Da lì parte una lunga storia d’amore reciproco, che fino a quel momento era stato univoco, con l’affetto di Daniele verso la Roma che poi è quello di ogni tifoso verso la sua squadra del cuore. Lo stesso sentimento nutrito da ogni romanista per quella maglia, baciata a ripetizione da De Rossi. Per questo di lui si è sempre detto che era noi, ma in campo. Questo gli ha scritto la Curva Sud nel giorno del suo addio alla Roma, in una sfida casalinga al Parma del 26 maggio del 2019. “Siamo tutti DDR”, recitava lo striscione quella sera, con migliaia di bandierine gialle e rosse, con su scritto il suo acronimo, a sventolare nel settore. Quel settore dove, una volta appesi gli scarpini al chiodo, De Rossi si è intrufolato per assistere ad un derby, finito poi 0-0, sostenendo i suoi amici da lì.
Se il 26 maggio del 2019 è il capolinea del De Rossi giocatore della Roma, gli inizi risalgono alla stagione 2000-01, quella del terzo tricolore vinto. Ufficialmente però il 16 non compare tra i campioni d’Italia, perché in quell’annata raccoglie soltanto una convocazione da parte di Fabio Capello, per la trasferta a Firenze. L’esordio arriva  il 30 ottobre del 2001, con lo Scudetto già cucito sul petto, in una gara di Champions League contro l’Anderlecht. La prima di 616 apparizioni, condite da 63 gol e 3 trofei - due Coppa Italia e una Supercoppa Italiana. In mezzo anche il trionfo in Germania, nel 2006, quando si è laureato campione del mondo con l’Italia. Ma per raccontare la sua carriera alla Roma non servono i numeri, le reti o i successi, basta ricordare che per 616 volte DDR si è infilato gli scarpini e ha combattuto per la sua Roma.


Difendendola, dentro e fuori il terreno di gioco, anche nei momenti più bui.
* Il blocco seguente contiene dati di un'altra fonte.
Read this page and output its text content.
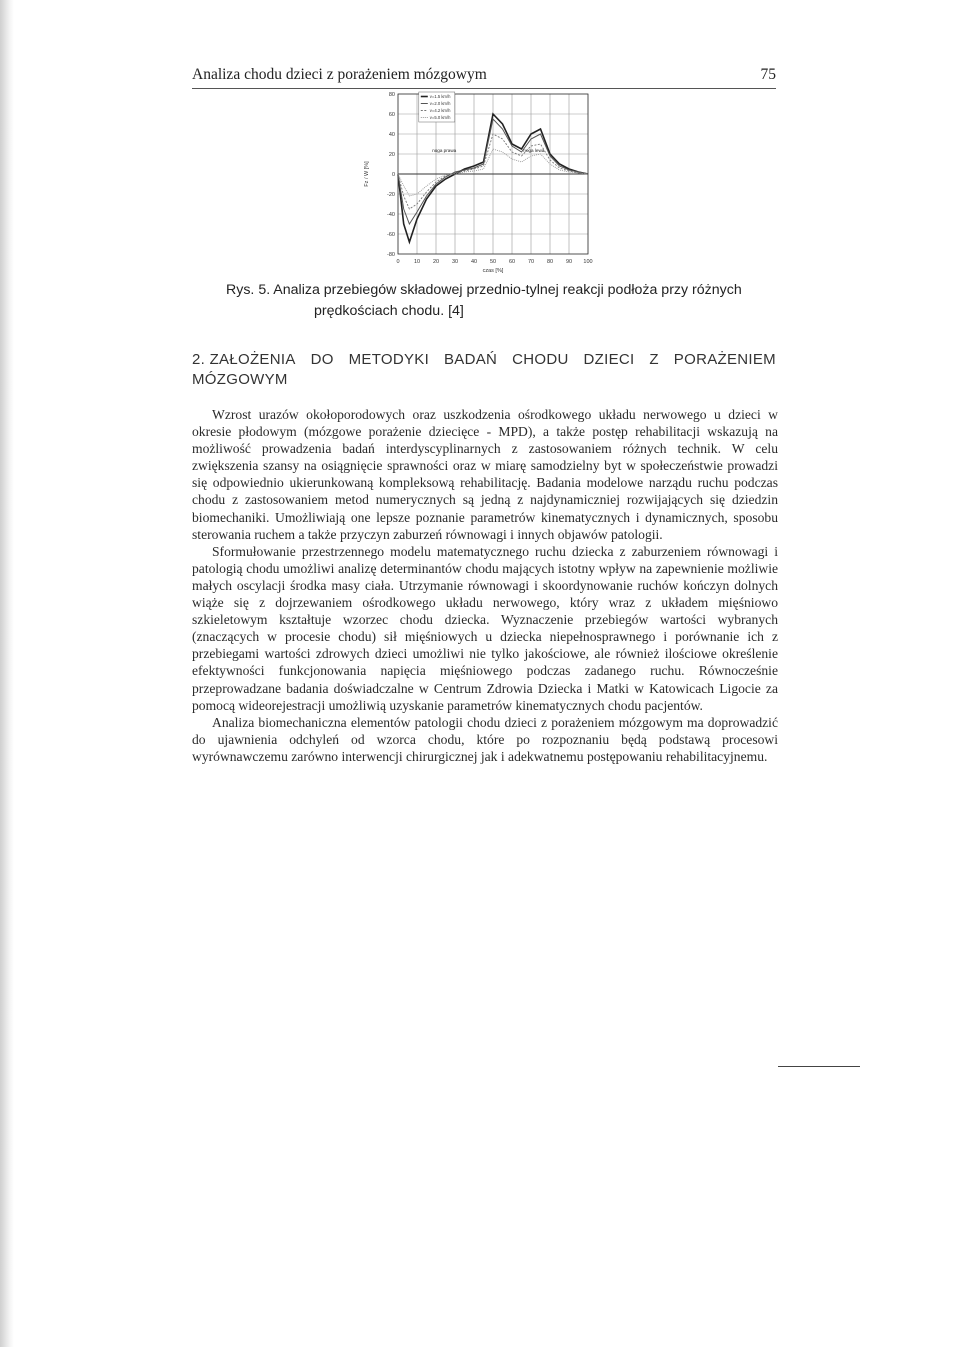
Analiza chodu dzieci z porażeniem mózgowym	75
0	10 20 30 40 50 60 70 80 90 100
80
60
40
20
0
-20
-40
-60
-80
v=1.5 km/h
v=2.0 km/h
v=4.2 km/h
v=5.0 km/h
noga prawa	noga lewa
czas [%]
Fz / W [%]
Rys. 5. Analiza przebiegów składowej przednio-tylnej reakcji podłoża przy różnych
prędkościach chodu. [4]
2. ZAŁOŻENIA DO METODYKI BADAŃ CHODU DZIECI Z PORAŻENIEM
MÓZGOWYM

Wzrost urazów okołoporodowych oraz uszkodzenia ośrodkowego układu nerwowego u dzieci w okresie płodowym (mózgowe porażenie dziecięce - MPD), a także postęp rehabilitacji wskazują na możliwość prowadzenia badań interdyscyplinarnych z zastosowaniem różnych technik. W celu zwiększenia szansy na osiągnięcie sprawności oraz w miarę samodzielny byt w społeczeństwie prowadzi się odpowiednio ukierunkowaną kompleksową rehabilitację. Badania modelowe narządu ruchu podczas chodu z zastosowaniem metod numerycznych są jedną z najdynamiczniej rozwijających się dziedzin biomechaniki. Umożliwiają one lepsze poznanie parametrów kinematycznych i dynamicznych, sposobu sterowania ruchem a także przyczyn zaburzeń równowagi i innych objawów patologii.

Sformułowanie przestrzennego modelu matematycznego ruchu dziecka z zaburzeniem równowagi i patologią chodu umożliwi analizę determinantów chodu mających istotny wpływ na zapewnienie możliwie małych oscylacji środka masy ciała. Utrzymanie równowagi i skoordynowanie ruchów kończyn dolnych wiąże się z dojrzewaniem ośrodkowego układu nerwowego, który wraz z układem mięśniowo szkieletowym kształtuje wzorzec chodu dziecka. Wyznaczenie przebiegów wartości wybranych (znaczących w procesie chodu) sił mięśniowych u dziecka niepełnosprawnego i porównanie ich z przebiegami wartości zdrowych dzieci umożliwi nie tylko jakościowe, ale również ilościowe określenie efektywności funkcjonowania napięcia mięśniowego podczas zadanego ruchu. Równocześnie przeprowadzane badania doświadczalne w Centrum Zdrowia Dziecka i Matki w Katowicach Ligocie za pomocą wideorejestracji umożliwią uzyskanie parametrów kinematycznych chodu pacjentów.

Analiza biomechaniczna elementów patologii chodu dzieci z porażeniem mózgowym ma doprowadzić do ujawnienia odchyleń od wzorca chodu, które po rozpoznaniu będą podstawą procesowi wyrównawczemu zarówno interwencji chirurgicznej jak i adekwatnemu postępowaniu rehabilitacyjnemu.
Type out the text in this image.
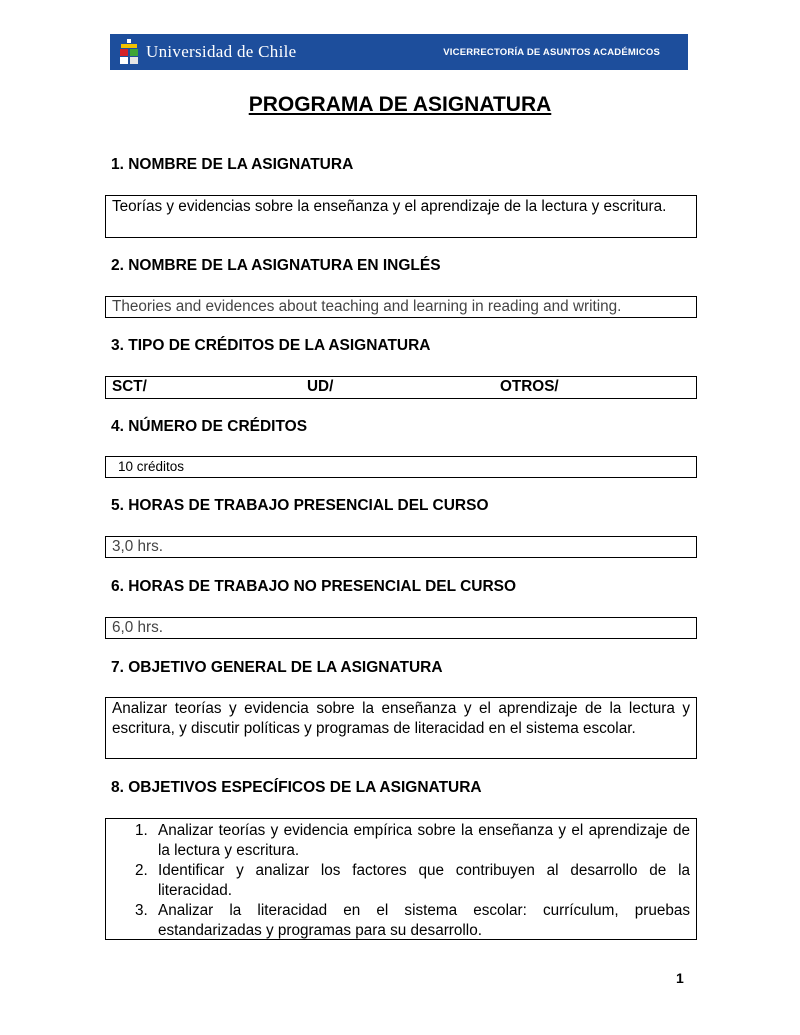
Universidad de Chile	VICERRECTORÍA DE ASUNTOS ACADÉMICOS
PROGRAMA DE ASIGNATURA
1. NOMBRE DE LA ASIGNATURA
Teorías y evidencias sobre la enseñanza y el aprendizaje de la lectura y escritura.
2. NOMBRE DE LA ASIGNATURA EN INGLÉS
Theories and evidences about teaching and learning in reading and writing.
3. TIPO DE CRÉDITOS DE LA ASIGNATURA
SCT/	UD/	OTROS/
4. NÚMERO DE CRÉDITOS
10 créditos
5. HORAS DE TRABAJO PRESENCIAL DEL CURSO
3,0 hrs.
6. HORAS DE TRABAJO NO PRESENCIAL DEL CURSO
6,0 hrs.
7. OBJETIVO GENERAL DE LA ASIGNATURA
Analizar teorías y evidencia sobre la enseñanza y el aprendizaje de la lectura y escritura, y discutir políticas y programas de literacidad en el sistema escolar.
8. OBJETIVOS ESPECÍFICOS DE LA ASIGNATURA
Analizar teorías y evidencia empírica sobre la enseñanza y el aprendizaje de la lectura y escritura.
Identificar y analizar los factores que contribuyen al desarrollo de la literacidad.
Analizar la literacidad en el sistema escolar: currículum, pruebas estandarizadas y programas para su desarrollo.
1
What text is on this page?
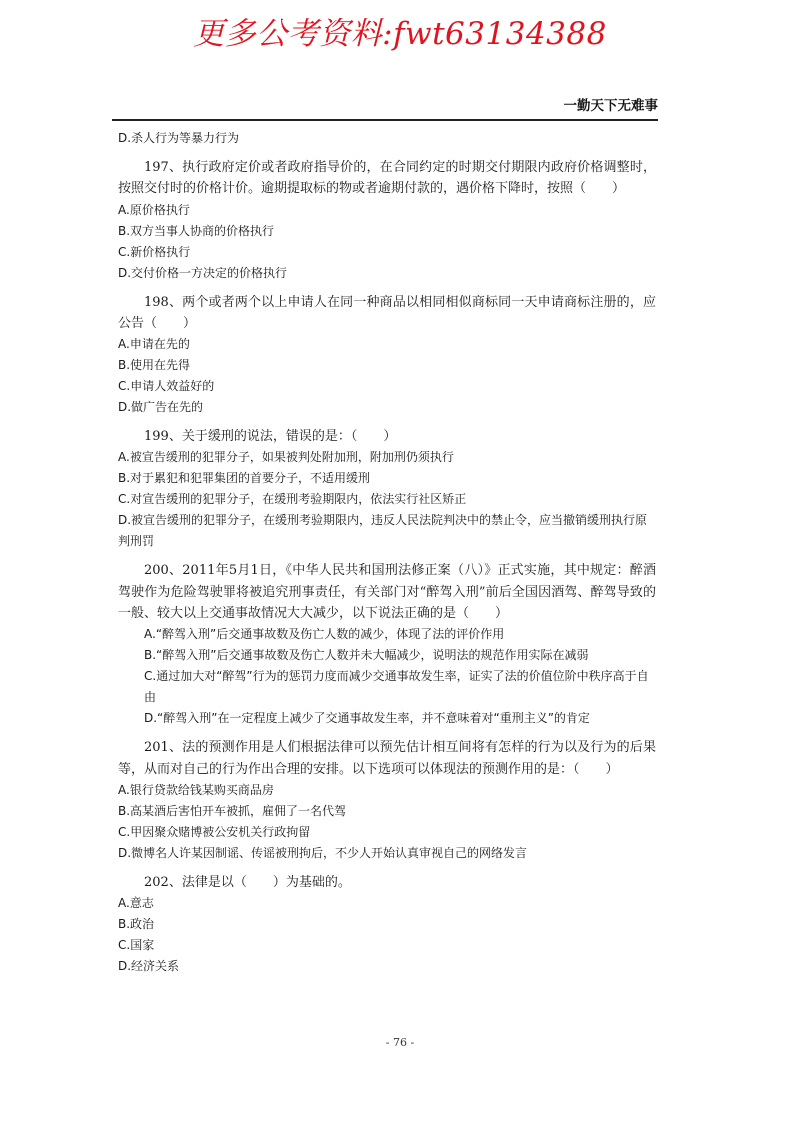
更多公考资料:fwt63134388
一勤天下无难事
D.杀人行为等暴力行为
197、执行政府定价或者政府指导价的，在合同约定的时期交付期限内政府价格调整时，按照交付时的价格计价。逾期提取标的物或者逾期付款的，遇价格下降时，按照（　　）
A.原价格执行
B.双方当事人协商的价格执行
C.新价格执行
D.交付价格一方决定的价格执行
198、两个或者两个以上申请人在同一种商品以相同相似商标同一天申请商标注册的，应公告（　　）
A.申请在先的
B.使用在先得
C.申请人效益好的
D.做广告在先的
199、关于缓刑的说法，错误的是：（　　）
A.被宣告缓刑的犯罪分子，如果被判处附加刑，附加刑仍须执行
B.对于累犯和犯罪集团的首要分子，不适用缓刑
C.对宣告缓刑的犯罪分子，在缓刑考验期限内，依法实行社区矫正
D.被宣告缓刑的犯罪分子，在缓刑考验期限内，违反人民法院判决中的禁止令，应当撤销缓刑执行原判刑罚
200、2011年5月1日，《中华人民共和国刑法修正案（八）》正式实施，其中规定：醉酒驾驶作为危险驾驶罪将被追究刑事责任，有关部门对“醉驾入刑”前后全国因酒驾、醉驾导致的一般、较大以上交通事故情况大大减少，以下说法正确的是（　　）
A.“醉驾入刑”后交通事故数及伤亡人数的减少，体现了法的评价作用
B.“醉驾入刑”后交通事故数及伤亡人数并未大幅减少，说明法的规范作用实际在减弱
C.通过加大对“醉驾”行为的惩罚力度而减少交通事故发生率，证实了法的价值位阶中秩序高于自由
D.“醉驾入刑”在一定程度上减少了交通事故发生率，并不意味着对“重刑主义”的肯定
201、法的预测作用是人们根据法律可以预先估计相互间将有怎样的行为以及行为的后果等，从而对自己的行为作出合理的安排。以下选项可以体现法的预测作用的是：（　　）
A.银行贷款给钱某购买商品房
B.高某酒后害怕开车被抓，雇佣了一名代驾
C.甲因聚众赌博被公安机关行政拘留
D.微博名人许某因制谣、传谣被刑拘后，不少人开始认真审视自己的网络发言
202、法律是以（　　）为基础的。
A.意志
B.政治
C.国家
D.经济关系
- 76 -
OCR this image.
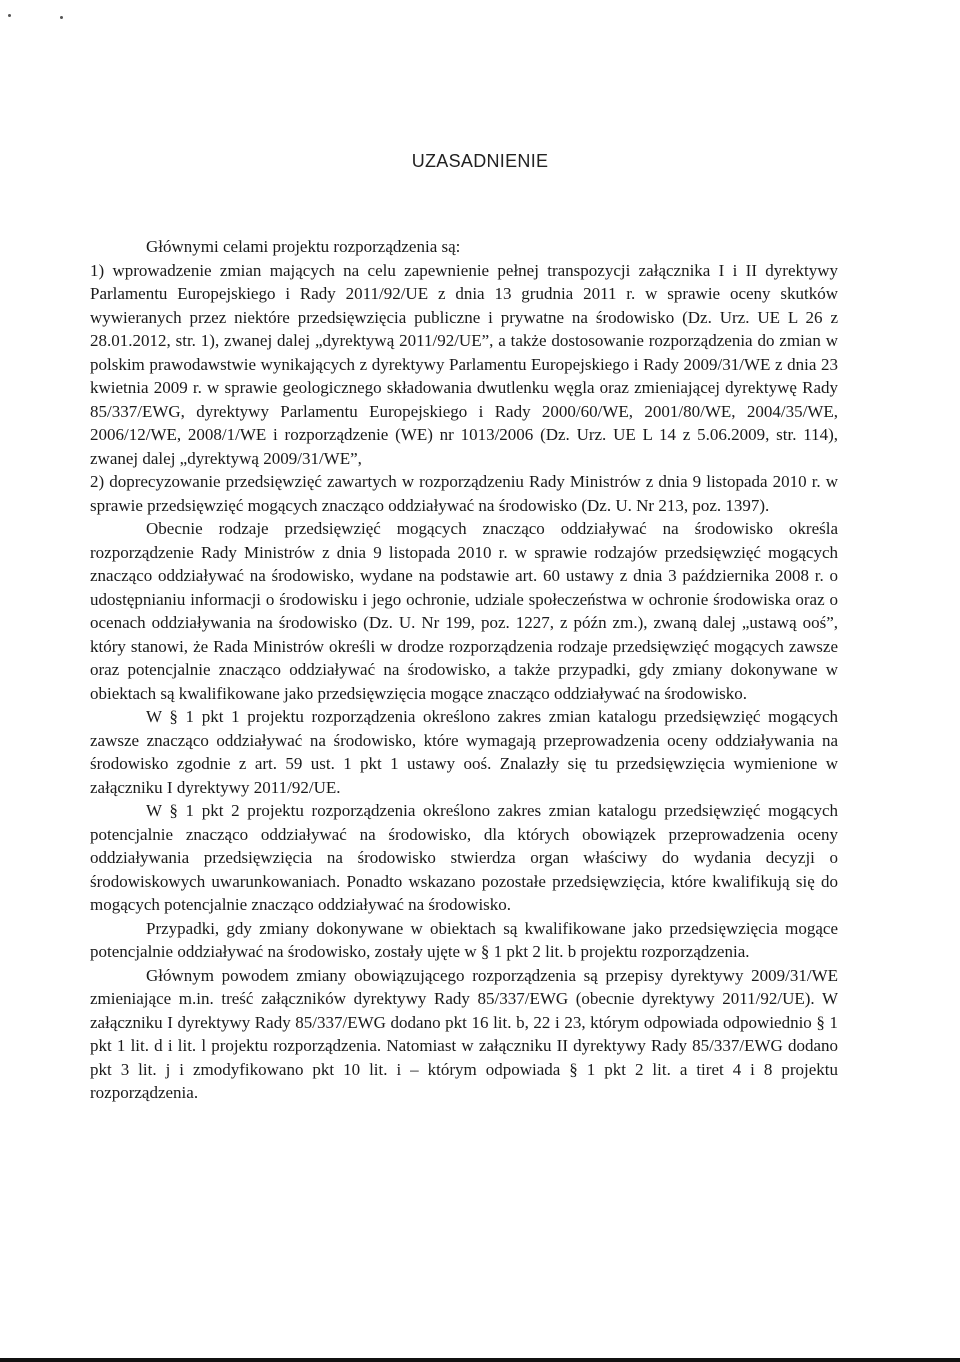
UZASADNIENIE

Głównymi celami projektu rozporządzenia są:

1) wprowadzenie zmian mających na celu zapewnienie pełnej transpozycji załącznika I i II dyrektywy Parlamentu Europejskiego i Rady 2011/92/UE z dnia 13 grudnia 2011 r. w sprawie oceny skutków wywieranych przez niektóre przedsięwzięcia publiczne i prywatne na środowisko (Dz. Urz. UE L 26 z 28.01.2012, str. 1), zwanej dalej „dyrektywą 2011/92/UE”, a także dostosowanie rozporządzenia do zmian w polskim prawodawstwie wynikających z dyrektywy Parlamentu Europejskiego i Rady 2009/31/WE z dnia 23 kwietnia 2009 r. w sprawie geologicznego składowania dwutlenku węgla oraz zmieniającej dyrektywę Rady 85/337/EWG, dyrektywy Parlamentu Europejskiego i Rady 2000/60/WE, 2001/80/WE, 2004/35/WE, 2006/12/WE, 2008/1/WE i rozporządzenie (WE) nr 1013/2006 (Dz. Urz. UE L 14 z 5.06.2009, str. 114), zwanej dalej „dyrektywą 2009/31/WE”,

2) doprecyzowanie przedsięwzięć zawartych w rozporządzeniu Rady Ministrów z dnia 9 listopada 2010 r. w sprawie przedsięwzięć mogących znacząco oddziaływać na środowisko (Dz. U. Nr 213, poz. 1397).

Obecnie rodzaje przedsięwzięć mogących znacząco oddziaływać na środowisko określa rozporządzenie Rady Ministrów z dnia 9 listopada 2010 r. w sprawie rodzajów przedsięwzięć mogących znacząco oddziaływać na środowisko, wydane na podstawie art. 60 ustawy z dnia 3 października 2008 r. o udostępnianiu informacji o środowisku i jego ochronie, udziale społeczeństwa w ochronie środowiska oraz o ocenach oddziaływania na środowisko (Dz. U. Nr 199, poz. 1227, z późn zm.), zwaną dalej „ustawą ooś”, który stanowi, że Rada Ministrów określi w drodze rozporządzenia rodzaje przedsięwzięć mogących zawsze oraz potencjalnie znacząco oddziaływać na środowisko, a także przypadki, gdy zmiany dokonywane w obiektach są kwalifikowane jako przedsięwzięcia mogące znacząco oddziaływać na środowisko.

W § 1 pkt 1 projektu rozporządzenia określono zakres zmian katalogu przedsięwzięć mogących zawsze znacząco oddziaływać na środowisko, które wymagają przeprowadzenia oceny oddziaływania na środowisko zgodnie z art. 59 ust. 1 pkt 1 ustawy ooś. Znalazły się tu przedsięwzięcia wymienione w załączniku I dyrektywy 2011/92/UE.

W § 1 pkt 2 projektu rozporządzenia określono zakres zmian katalogu przedsięwzięć mogących potencjalnie znacząco oddziaływać na środowisko, dla których obowiązek przeprowadzenia oceny oddziaływania przedsięwzięcia na środowisko stwierdza organ właściwy do wydania decyzji o środowiskowych uwarunkowaniach. Ponadto wskazano pozostałe przedsięwzięcia, które kwalifikują się do mogących potencjalnie znacząco oddziaływać na środowisko.

Przypadki, gdy zmiany dokonywane w obiektach są kwalifikowane jako przedsięwzięcia mogące potencjalnie oddziaływać na środowisko, zostały ujęte w § 1 pkt 2 lit. b projektu rozporządzenia.

Głównym powodem zmiany obowiązującego rozporządzenia są przepisy dyrektywy 2009/31/WE zmieniające m.in. treść załączników dyrektywy Rady 85/337/EWG (obecnie dyrektywy 2011/92/UE). W załączniku I dyrektywy Rady 85/337/EWG dodano pkt 16 lit. b, 22 i 23, którym odpowiada odpowiednio § 1 pkt 1 lit. d i lit. l projektu rozporządzenia. Natomiast w załączniku II dyrektywy Rady 85/337/EWG dodano pkt 3 lit. j i zmodyfikowano pkt 10 lit. i – którym odpowiada § 1 pkt 2 lit. a tiret 4 i 8 projektu rozporządzenia.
Mettendola sempre al primo posto e chi ha provato a sostenere il contrario è stato smentito, anche recentemente, dai tribunali. Rinunciando per lei ad una carriera con tanti successi e più zeri nel conto in banca, rifiutando la corte di Chelsea, Manchester City e altre big in giro per l’Europa. Perché per De Rossi, come per ogni altro romanista, la vittoria è stata e sempre sarà un sogno prezioso, da coltivare, ma mai come condizione necessaria. Lui che si è definito di proprietà dei tifosi della Roma e un amore così non lo puoi comprare. Non ha prezzo.
«Ho un solo rimpianto: quello di poter donare alla Roma una sola carriera». In questa frase, c’è tutto Daniele De Rossi. Il mare di Roma. Il porto sicuro di ogni tifoso per 18 anni sul campo, per tutta la vita in ogni sua dichiarazione, passata e futura, e per l’eternità nel segno indelebile che ha lasciato. Finito il contratto con la Roma, De Rossi ha giocato alcuni mesi al Boca Juniors, per poi intraprendere l’esperienza da allenatore nello staff dell’Italia e alla Spal. Oggi taglia il traguardo dei quarant’anni e ha un futuro ancora tutto da scrivere. Un giorno, magari, diventerà anche l’allenatore della Roma. Il suo però non sarà mai un ritorno. Da quarant’anni, Daniele De Rossi è, prima di ogni altra cosa, un tifoso della Roma. Uno di noi.